Thanks to Jungle Kitty whose Golden Boy gave me the idea and Sarah McLachlan who gave me the inspiration
Disclaimer: All implied characters belong to Paramount. If you can find 'em in here, you can have a claim on every cent it don't earn.
Compliments and Criticism welcome. dimarchos @ sbcglobal.net

~ Reasons ~

by SAMK

So much anger so deeply engrained
seemed a burden that was [his] alone
[He] didn't think that there was anything wrong
with wanting a life that [he] could call his own.

How could I explain? You would not want to hear
You wouldn't listen if I talked anyway
for you were too weighed down by your own fears.

Sarah McLachlan


How can you say that it was entirely my fault? I admit, I made the choice, refused to allow you any deeper into my mind, but you kept insisting, and you set down the ultimatum, that it was all or nothing. I did understand how important it was to you, but you refused to accept how important it was to me. Now you want to know why? After all these years, you finally want an explanation. Where can I begin?

My father, of course. Where else would it begin? My entire life was spent trying to satisfy him, to earn one word of praise which was not qualified by some complaint. Of course you knew I was driven. How else would I end up the youngest captain in Starfleet, the youngest admiral, the most famous name since Zephram Cochran? You never knew that with each victory, each new honor, each "well done" from the admiralty, I could still hear my father's voice whispering in my ear. "Yes, but..." But you destroyed a research opportunity. But you allowed your men to die. But you should have known sooner. But you should have been better. You never wondered why I kept returning to the farthest reaches of space, away from the long arm of Starfleet, where I could play fast and loose with the rules. To me, the only rule was success. Nothing was more important, not the prime directive, not the whole list of Starfleet rules and regulations, nor the opinion of any man. I suppose I should be thankful that my goals were, for the most part, benign, because I certainly set myself up as greater even than God when it came to deciding right and wrong. No, I do not want to discuss religion. Yes, I know, we have met our share of gods who were no such thing, easily fallible. No, that is not what I mean.

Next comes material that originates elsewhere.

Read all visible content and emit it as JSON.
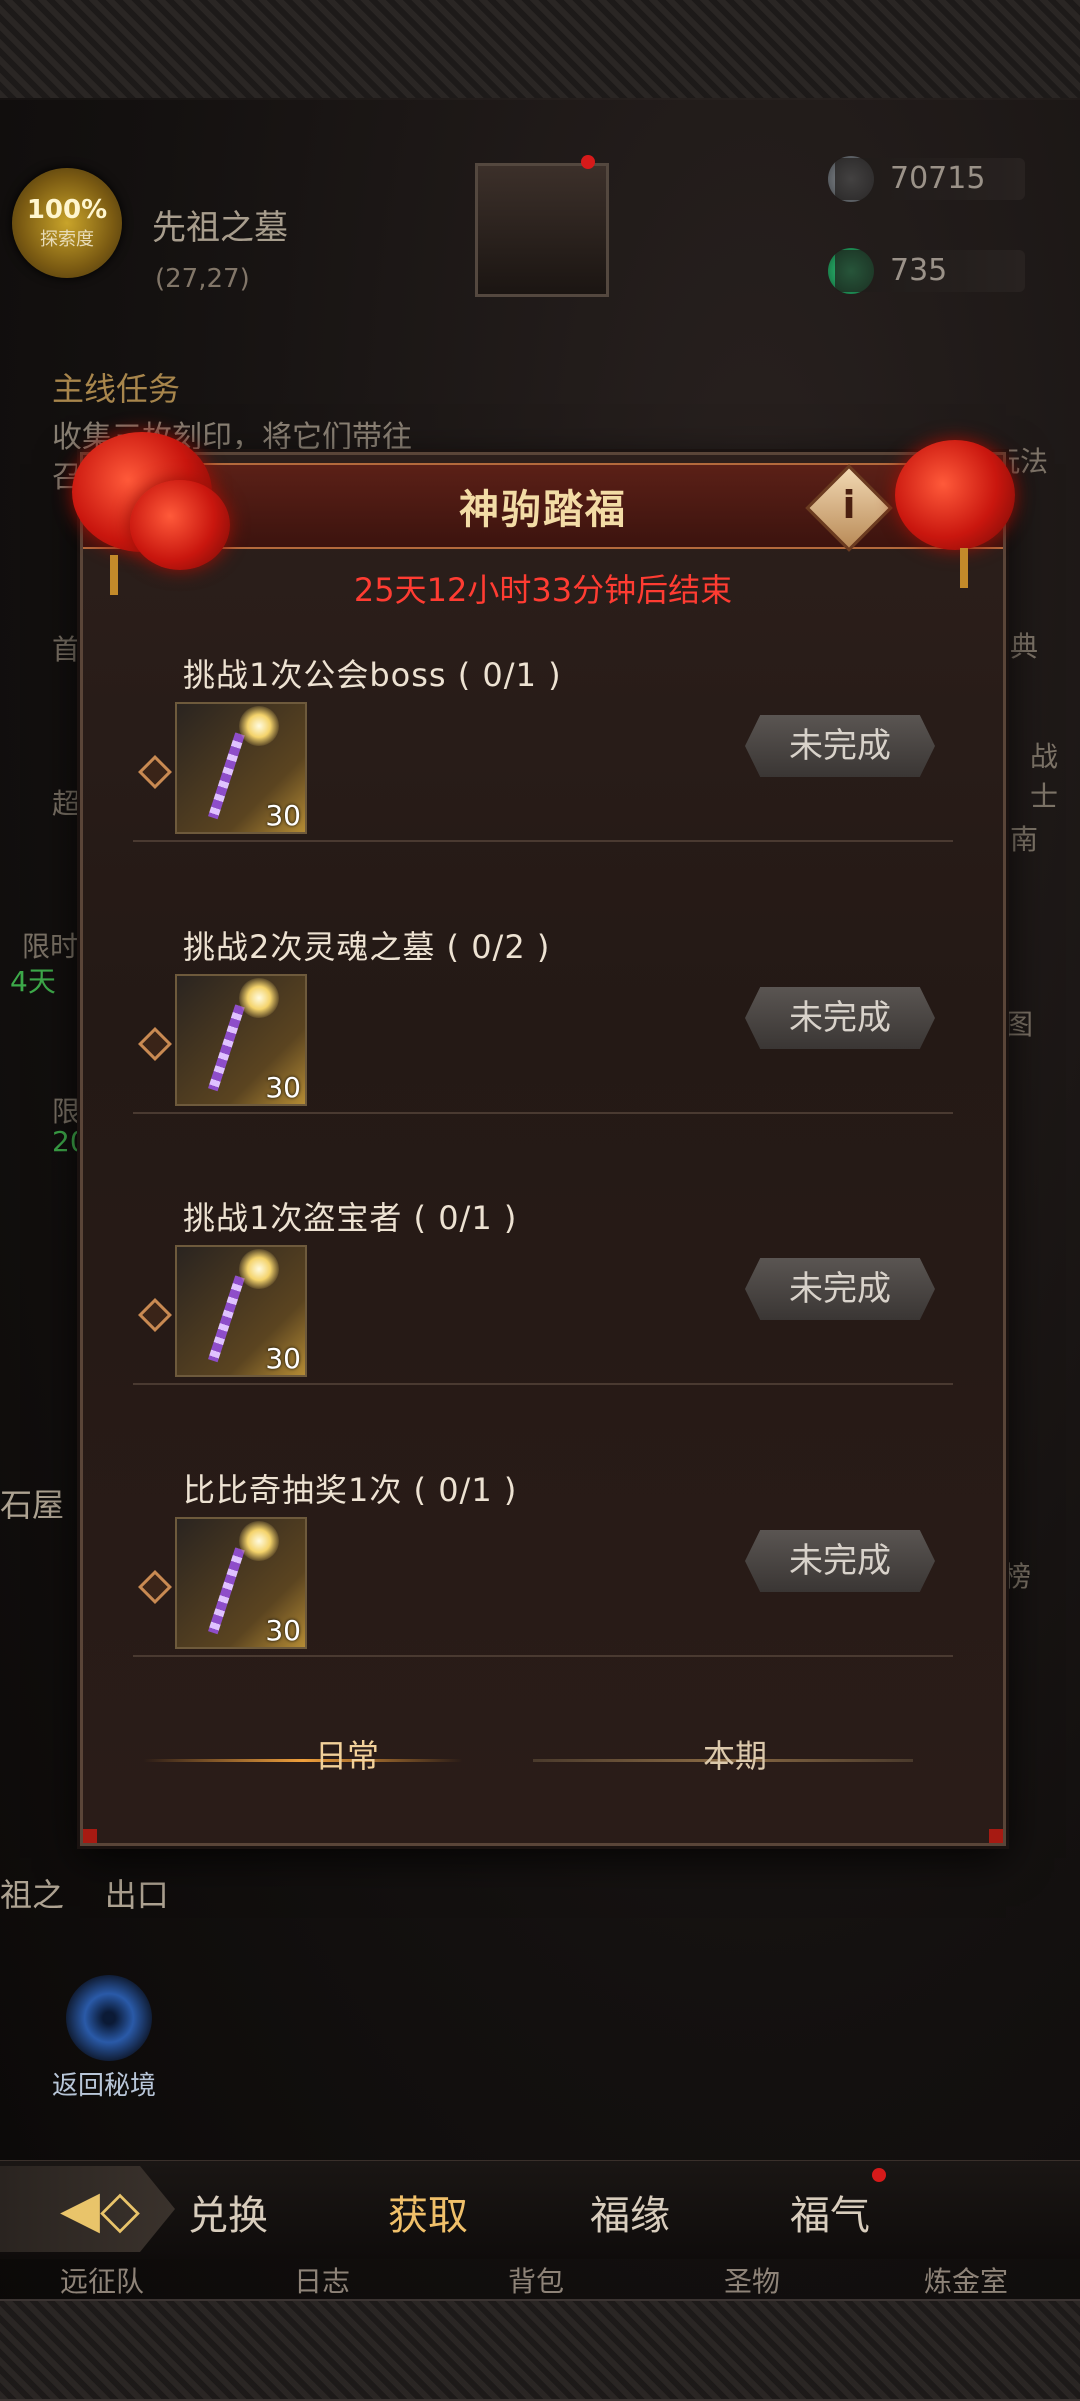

What I am trying to say is that my father was always there, dead or not, telling me I had to be better, the same as he was when I was only a dreamer, watching the stars and longing for the chance to flee the narrow confines of an Iowa farm. Except they always came with me, those walls, the empty spaces. You don't know how confining distance can be, until it is inside of you, and all you can do is fight to get away. Half of my so-called conquests were merely a fight against my father's morality, the same black and white code of thou shalt not that had been handed down through millennium. And every one of them was just another way of saying, "I am free of you at last." Even you started out that way.

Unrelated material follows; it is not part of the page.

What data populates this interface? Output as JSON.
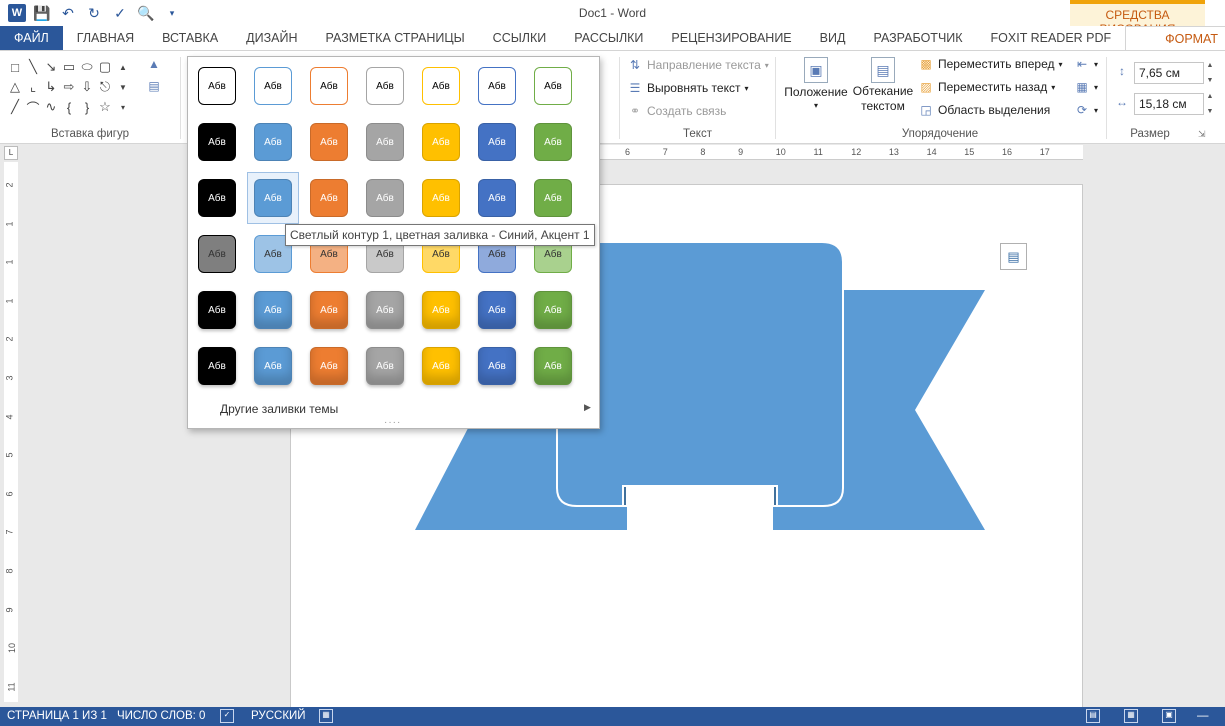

I know, there was so much more between us, so many unspoken feelings. But the sex, that was always the best part, and always, for me, the worst. Because how could I admit, each time I gloried in the hot touch of your hands on my skin, at every breath shaped lovingly by those lips, at all those wonderful moments of unrestrained passion, that inside, I knew it was wrong. It would have destroyed you to know I felt that. Even now, I can see the hurt in your eyes. Yes, you would think in a world where there are more species and more ways of sex than man could imagine, in a world where ideas are a light beam away, and other cultures are as common as grass in an Iowa prairie, you would think that parochial, narrow-minded religious dogma could have no more hold. You would think that. But you would be wrong.

And even so, that was only part of the reason. Because I was pretty sure that together, you would help me get past that shame, the self-loathing of wanting another man more than life itself. I knew your love could clear the ghosts of my past and help me to be a new me. Except for one thing. You offered to replace the molding force of my father with yourself. How could I possibly let you into my mind, let you claim a part of my very soul, when I had never had a chance to be myself? Was it so very wrong to want a life of my own before I gave it to someone else?

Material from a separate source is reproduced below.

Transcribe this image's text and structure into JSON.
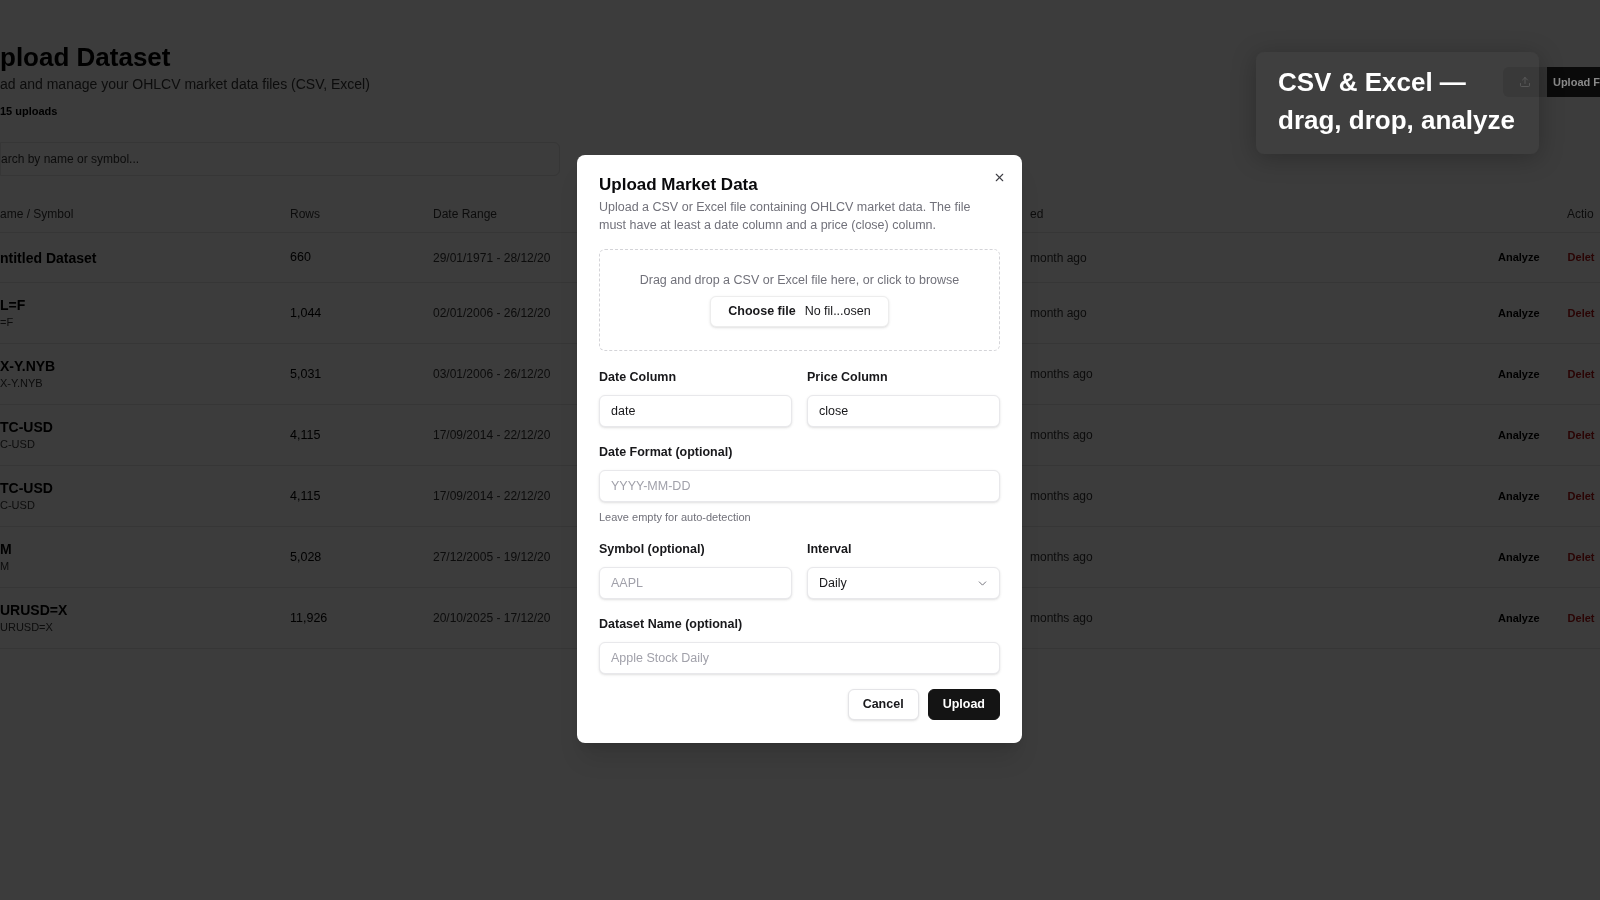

How could I have possibly told you these things all those years ago? You carried your own father like an avenging angel on your back, driving you ever onward. Tell me you did not have your own shame to bear, the guilt of an impossible love, the humiliation of finding that your body wanted more than it should be allowed to take. Every time you lost control, every time the heat of our desire drove you into mindless pleasure, I could see you withdraw afterward, trying to contain a Vulcan mask over the unexpected delight. You never would admit that you enjoyed sex with me, and in denying, you helped me make it less than it should have been.

And when I ran from you, from the temptation you held out to me like the serpent in Eden, did you come after me? No. Your own fear drove you further away, to deny everything that we had ever been in the Kohlinar. So how can you say that it is my fault, this distance that stands between us? It is years of little hurts, and the sins of the fathers visited on the sons.

But I never came here to place blame. I have felt the hurt in equal measure, and I have suffered for my crimes as much as ever I made you suffer. It is all past, and as you say, it is not logical to dwell on the past.

A deep breath.

The reason I am here, now, is to say... I am ready now. If you can forgive me. I would share my life with you. I would give you my soul, if you will only take it.